On Oct. 26, the Broad Institute of Harvard and Massachusetts Institute of Technology announced publication of the largest catalog of common disease-related genetic changes ever assembled. It was prepared by an international group of 200 researchers from Canada, China, Japan, Nigeria, the United Kingdom, and the United States.

The catalog “is a powerful new tool for exploring the root causes of common diseases,” says David Altshuler, a member of the Broad Institute and associate professor of genetics at Harvard Medical School and Massachusetts General Hospital. “Such understanding is required for us to develop new and much needed approaches to prevent, diagnose, and treat many diseases.”

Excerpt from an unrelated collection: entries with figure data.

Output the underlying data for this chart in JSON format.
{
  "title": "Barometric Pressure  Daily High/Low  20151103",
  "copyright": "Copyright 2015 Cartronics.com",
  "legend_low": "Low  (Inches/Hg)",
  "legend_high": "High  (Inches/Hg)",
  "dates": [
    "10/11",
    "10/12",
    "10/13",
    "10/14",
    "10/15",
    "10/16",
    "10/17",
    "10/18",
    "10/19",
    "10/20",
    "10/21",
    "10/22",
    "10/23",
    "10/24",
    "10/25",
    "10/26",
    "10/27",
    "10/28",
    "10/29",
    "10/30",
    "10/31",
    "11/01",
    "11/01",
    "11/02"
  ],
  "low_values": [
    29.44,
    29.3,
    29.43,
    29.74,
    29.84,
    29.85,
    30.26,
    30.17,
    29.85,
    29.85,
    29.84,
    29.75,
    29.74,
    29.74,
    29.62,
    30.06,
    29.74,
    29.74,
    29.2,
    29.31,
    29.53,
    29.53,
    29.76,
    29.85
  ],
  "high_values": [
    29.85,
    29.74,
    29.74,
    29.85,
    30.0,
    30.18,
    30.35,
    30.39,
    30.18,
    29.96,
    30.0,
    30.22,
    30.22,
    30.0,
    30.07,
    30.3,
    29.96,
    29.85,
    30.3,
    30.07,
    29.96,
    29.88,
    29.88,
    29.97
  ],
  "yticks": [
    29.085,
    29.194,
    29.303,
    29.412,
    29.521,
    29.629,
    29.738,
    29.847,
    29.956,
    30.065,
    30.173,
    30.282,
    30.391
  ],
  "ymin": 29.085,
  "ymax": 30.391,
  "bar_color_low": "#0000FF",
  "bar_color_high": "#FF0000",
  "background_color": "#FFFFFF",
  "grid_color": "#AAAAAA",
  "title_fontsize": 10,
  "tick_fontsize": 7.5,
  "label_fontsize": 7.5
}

Previous studies show that any two unrelated people possess sets of about 25,000 genes that are 99.9 percent identical at the most basic level. In other words, your genes are roughly the same as those of Osama bin Laden, Martha Stewart, and Michael Jackson. Only 0.1 percent of the variable units in human genes account for all the inherited diversity in our looks, bodies, and behaviors.

But that 0.1 percent includes some 10 million small changes that make it more or less likely that any person will get one or more of the common diseases. They could explain why one person gets bipolar depression and others do not, why one medication successfully treats high blood pressure in one person but produces devastating side effects in another.